Bakırköy’de İncirli Caddesi üzerindeki 3 bin dönümlük arsa kentsel dönüşümle yenilenmeye hazırlanıyor. Ancak sözleşme süreci ve sonrasında yaşananlar, çantacı müteahhitler, yasal boşluklar ve haksız menfaat iddiaları kentsel dönüşüm sürecinin tekrar ele alınması gerektiğini bir kez daha ortaya koyuyor.
İSTANBUL’un en kıymetli semtlerinden Bakırköy’ün kalbinde İncirli Caddesi üzerinde 3 bin dönüm bir arsa. Arsada tek blok halinde 36 konut var. Her biri net 75’er metrekare olan bu konutlarda yaşayanlardan biri de Pervin Teyze. Kapısı bir gün çalınır, gelenler evleri toplu halde müteahhite vermekten, bu sayede yepyeni bir evde oturacaklarından bahsederler. O da avukat oğlunu arar durumu anlatır. Sitede kiracı olan bir fotoğraf stüdyosu sahibi daha sonra bu sitede 4 bağımsız bölümün sahibi olmuş sonra da yönetici konumuna gelmiştir. Sitenin yenilenmesi gerektiğini vurgulayanların başını da o çekmektedir.
10 BİN TL SERMAYELİ FİRMA
Avukat oğul araştırır. Onun iddialarına göre, yönetici ve bazı
malikler, ana yapının yıkılarak kat karşılığı inşaat yapılması için
yüklenicilerle görüşmeler yapmıştır. Ulaştığı bilgelere göre bazı
kişiler yüklenicilerden kat maliklerini ikna etmeleri karşılığında
yapılması planlanan yeni binadaki 12 adet dubleks daireden 6
adedini istemiştir.

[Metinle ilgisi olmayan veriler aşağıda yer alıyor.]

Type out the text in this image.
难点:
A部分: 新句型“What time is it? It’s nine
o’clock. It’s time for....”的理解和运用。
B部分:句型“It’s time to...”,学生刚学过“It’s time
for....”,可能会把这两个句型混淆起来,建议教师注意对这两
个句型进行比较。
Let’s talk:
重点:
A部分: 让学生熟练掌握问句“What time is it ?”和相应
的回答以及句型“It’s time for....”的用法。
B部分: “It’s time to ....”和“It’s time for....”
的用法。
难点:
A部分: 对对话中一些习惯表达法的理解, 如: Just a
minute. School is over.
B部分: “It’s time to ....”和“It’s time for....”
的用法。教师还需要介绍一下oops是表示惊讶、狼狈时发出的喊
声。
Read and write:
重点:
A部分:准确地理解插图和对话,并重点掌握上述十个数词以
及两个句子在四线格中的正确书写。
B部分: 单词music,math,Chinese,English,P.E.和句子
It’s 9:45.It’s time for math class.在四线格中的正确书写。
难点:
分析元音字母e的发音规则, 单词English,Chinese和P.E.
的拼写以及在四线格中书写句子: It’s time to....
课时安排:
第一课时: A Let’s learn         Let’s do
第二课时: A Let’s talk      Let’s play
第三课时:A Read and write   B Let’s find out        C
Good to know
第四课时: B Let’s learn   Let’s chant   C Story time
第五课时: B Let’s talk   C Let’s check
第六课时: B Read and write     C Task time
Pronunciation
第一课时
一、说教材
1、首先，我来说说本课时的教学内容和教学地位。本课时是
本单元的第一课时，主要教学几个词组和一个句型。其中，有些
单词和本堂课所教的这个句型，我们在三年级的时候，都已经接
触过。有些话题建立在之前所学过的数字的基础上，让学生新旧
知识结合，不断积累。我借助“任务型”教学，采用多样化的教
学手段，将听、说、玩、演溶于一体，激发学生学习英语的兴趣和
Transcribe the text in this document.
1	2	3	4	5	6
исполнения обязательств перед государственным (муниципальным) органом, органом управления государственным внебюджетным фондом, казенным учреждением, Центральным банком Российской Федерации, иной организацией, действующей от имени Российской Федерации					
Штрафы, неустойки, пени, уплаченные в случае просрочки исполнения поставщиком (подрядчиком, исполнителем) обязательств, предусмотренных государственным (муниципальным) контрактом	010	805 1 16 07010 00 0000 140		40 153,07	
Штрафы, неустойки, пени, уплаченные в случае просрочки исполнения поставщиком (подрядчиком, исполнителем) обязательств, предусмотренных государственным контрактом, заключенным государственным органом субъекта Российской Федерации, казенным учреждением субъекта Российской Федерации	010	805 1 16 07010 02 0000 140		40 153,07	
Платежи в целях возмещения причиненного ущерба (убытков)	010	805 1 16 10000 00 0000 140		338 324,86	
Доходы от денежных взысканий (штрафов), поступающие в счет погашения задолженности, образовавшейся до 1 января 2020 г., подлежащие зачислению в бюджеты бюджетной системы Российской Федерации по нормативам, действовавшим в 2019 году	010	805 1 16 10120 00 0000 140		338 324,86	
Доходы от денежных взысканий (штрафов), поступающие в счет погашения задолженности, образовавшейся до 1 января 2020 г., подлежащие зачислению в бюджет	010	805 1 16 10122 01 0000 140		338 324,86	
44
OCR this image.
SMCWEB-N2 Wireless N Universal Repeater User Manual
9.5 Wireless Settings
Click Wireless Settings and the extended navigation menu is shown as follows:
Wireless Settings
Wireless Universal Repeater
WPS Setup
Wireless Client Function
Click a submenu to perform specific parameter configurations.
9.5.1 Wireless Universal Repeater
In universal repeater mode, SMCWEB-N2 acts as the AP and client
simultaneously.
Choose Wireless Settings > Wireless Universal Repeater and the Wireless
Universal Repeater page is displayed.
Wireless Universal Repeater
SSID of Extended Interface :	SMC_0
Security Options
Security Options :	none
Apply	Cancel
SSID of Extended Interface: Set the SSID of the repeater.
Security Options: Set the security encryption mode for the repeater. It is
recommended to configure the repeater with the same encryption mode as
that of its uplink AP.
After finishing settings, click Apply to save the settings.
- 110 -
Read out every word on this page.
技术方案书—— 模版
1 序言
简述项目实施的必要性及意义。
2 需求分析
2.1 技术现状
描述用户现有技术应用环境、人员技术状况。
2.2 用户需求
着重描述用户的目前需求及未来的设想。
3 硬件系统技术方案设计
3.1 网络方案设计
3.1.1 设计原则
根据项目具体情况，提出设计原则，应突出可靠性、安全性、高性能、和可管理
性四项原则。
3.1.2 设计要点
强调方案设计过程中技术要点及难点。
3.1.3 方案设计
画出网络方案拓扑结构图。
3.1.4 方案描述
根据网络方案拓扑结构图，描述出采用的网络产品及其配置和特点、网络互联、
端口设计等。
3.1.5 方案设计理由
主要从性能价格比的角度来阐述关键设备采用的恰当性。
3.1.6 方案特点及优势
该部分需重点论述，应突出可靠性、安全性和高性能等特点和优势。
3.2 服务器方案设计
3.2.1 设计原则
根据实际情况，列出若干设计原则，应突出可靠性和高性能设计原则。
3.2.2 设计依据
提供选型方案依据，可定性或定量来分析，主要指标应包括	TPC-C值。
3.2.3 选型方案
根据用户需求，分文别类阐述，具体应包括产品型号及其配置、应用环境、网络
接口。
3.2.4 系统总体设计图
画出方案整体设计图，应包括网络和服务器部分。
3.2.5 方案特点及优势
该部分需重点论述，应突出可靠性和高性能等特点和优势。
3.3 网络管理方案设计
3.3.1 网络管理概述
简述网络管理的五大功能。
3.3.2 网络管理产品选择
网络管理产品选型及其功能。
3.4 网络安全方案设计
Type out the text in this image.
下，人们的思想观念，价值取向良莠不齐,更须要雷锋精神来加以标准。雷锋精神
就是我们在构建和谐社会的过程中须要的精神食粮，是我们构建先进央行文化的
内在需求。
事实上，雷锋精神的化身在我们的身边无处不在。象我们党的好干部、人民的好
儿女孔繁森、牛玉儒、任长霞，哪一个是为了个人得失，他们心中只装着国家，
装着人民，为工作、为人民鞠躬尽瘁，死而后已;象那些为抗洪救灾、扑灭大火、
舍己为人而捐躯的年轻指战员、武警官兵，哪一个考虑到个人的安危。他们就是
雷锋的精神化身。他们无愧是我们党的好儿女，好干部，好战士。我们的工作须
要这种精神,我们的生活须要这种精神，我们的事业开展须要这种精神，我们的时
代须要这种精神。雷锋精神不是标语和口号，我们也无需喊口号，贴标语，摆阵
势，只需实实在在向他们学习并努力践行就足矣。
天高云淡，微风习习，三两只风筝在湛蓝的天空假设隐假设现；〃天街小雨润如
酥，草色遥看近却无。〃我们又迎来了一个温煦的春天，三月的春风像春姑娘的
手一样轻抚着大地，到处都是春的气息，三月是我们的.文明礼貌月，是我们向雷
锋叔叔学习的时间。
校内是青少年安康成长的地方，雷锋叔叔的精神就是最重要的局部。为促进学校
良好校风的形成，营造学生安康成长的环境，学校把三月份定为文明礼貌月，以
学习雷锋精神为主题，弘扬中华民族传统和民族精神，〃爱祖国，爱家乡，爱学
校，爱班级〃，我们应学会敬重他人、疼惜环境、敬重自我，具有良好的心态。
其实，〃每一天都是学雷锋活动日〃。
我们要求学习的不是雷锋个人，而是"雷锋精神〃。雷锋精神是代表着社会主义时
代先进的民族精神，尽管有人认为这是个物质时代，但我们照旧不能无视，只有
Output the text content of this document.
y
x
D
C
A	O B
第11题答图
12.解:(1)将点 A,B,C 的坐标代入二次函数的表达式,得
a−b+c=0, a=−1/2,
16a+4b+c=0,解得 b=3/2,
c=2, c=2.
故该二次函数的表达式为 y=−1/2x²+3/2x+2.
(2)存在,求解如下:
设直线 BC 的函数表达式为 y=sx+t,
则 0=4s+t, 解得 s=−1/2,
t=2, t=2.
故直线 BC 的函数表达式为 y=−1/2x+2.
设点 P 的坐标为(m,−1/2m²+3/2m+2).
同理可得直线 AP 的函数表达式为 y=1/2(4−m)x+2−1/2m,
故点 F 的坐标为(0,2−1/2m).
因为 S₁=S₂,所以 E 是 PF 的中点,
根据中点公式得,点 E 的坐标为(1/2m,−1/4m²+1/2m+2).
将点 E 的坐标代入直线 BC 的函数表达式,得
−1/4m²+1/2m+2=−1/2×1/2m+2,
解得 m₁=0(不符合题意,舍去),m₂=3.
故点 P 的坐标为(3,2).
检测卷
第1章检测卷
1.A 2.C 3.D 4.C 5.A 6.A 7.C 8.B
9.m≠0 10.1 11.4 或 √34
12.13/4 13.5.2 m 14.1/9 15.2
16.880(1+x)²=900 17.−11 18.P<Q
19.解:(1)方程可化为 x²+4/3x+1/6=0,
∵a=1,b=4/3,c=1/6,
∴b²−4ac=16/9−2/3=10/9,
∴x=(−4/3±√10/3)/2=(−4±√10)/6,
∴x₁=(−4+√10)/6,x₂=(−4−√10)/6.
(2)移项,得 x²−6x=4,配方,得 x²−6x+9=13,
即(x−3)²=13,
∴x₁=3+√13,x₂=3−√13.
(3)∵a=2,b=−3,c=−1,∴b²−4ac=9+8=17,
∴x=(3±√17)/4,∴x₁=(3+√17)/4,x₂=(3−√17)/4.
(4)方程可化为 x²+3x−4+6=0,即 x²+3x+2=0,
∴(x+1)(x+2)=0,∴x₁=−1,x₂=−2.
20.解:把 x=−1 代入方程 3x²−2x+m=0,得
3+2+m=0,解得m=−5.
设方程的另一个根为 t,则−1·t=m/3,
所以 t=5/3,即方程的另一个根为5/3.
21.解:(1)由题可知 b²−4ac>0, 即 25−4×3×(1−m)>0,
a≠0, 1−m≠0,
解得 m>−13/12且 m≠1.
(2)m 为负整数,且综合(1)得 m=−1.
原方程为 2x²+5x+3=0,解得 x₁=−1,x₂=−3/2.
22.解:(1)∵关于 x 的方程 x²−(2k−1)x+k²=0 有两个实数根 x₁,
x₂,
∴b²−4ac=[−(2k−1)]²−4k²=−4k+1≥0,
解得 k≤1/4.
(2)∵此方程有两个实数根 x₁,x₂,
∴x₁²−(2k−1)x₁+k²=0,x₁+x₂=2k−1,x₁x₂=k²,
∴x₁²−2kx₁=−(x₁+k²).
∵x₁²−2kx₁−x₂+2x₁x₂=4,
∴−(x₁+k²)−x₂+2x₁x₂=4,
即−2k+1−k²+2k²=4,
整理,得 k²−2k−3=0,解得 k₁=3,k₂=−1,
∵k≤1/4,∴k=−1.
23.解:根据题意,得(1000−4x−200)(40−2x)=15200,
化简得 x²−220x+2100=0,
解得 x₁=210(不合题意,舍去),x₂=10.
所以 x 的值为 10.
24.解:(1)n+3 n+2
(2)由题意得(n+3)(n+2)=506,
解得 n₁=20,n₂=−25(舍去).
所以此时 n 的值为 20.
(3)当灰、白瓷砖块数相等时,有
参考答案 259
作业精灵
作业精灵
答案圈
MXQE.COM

Yönetici ve bazı malikler toplu halde bir karar
alınmadığı halde bir firma ile anlaşıp üstüne bir de bağlayıcı ön
protokol anlaşması imzalamışlardır. Avukat araştırmalarını
sürdürür. Protokolde, kat karşılığı inşaat sözleşmesinin en esaslı
unsuru olan bedel, yani yükleniciye yapacağı inşaat karşılığında
devir edilecek arsa payının miktarı, ne zaman ve nasıl, ne şekilde
yapılacağı, yüklenicinin edimini zamanında ve layıkıyla yapmaması
halinde, örneğin işi terk etmesi, acz içine düşmesi, ayıplı mal
teslimi gibi durumlar için vermesi gereken teminat vs. gibi önemli
hususlar hiçbir düzenlemede yoktur. Üstelik protokolün
imzalandığı firma o güne kadar sadece bir inşaat yapmıştır ve
sermayesi de sadece
10 bin TL’dir.
CAYMA CEZASI 2 MİLYON TL
Kat malikleri tek tek imzaya davet edilir. İmza karşılığında her birine 25 bin TL ödenir. Bu ödemelerin fotoğrafçı yöneticinin hesabından yapılması ise ilginçtir. Maliklerin çoğunluğu protokol vs hiç incelemeden sadece 25 bin liranın karşılığında imza atar. Oysa imzaladıkları protokolden caymaları başka müteahhitlerle görüşmeleri halinde 2 milyon lira tazminat ödemek zorunda oldukları bilgisi yer almaktadır. Avukat ve ailesi iki diğer malikle birlikte dava yoluna gider. Müteahhit firmanın güvenilir olmadığını, hisse paylarının adil dağılmadığını, sözleşmeye uyulmadığı durumda yasal olarak hiçbir güvencelerinin olmadığını iddia etmektedir.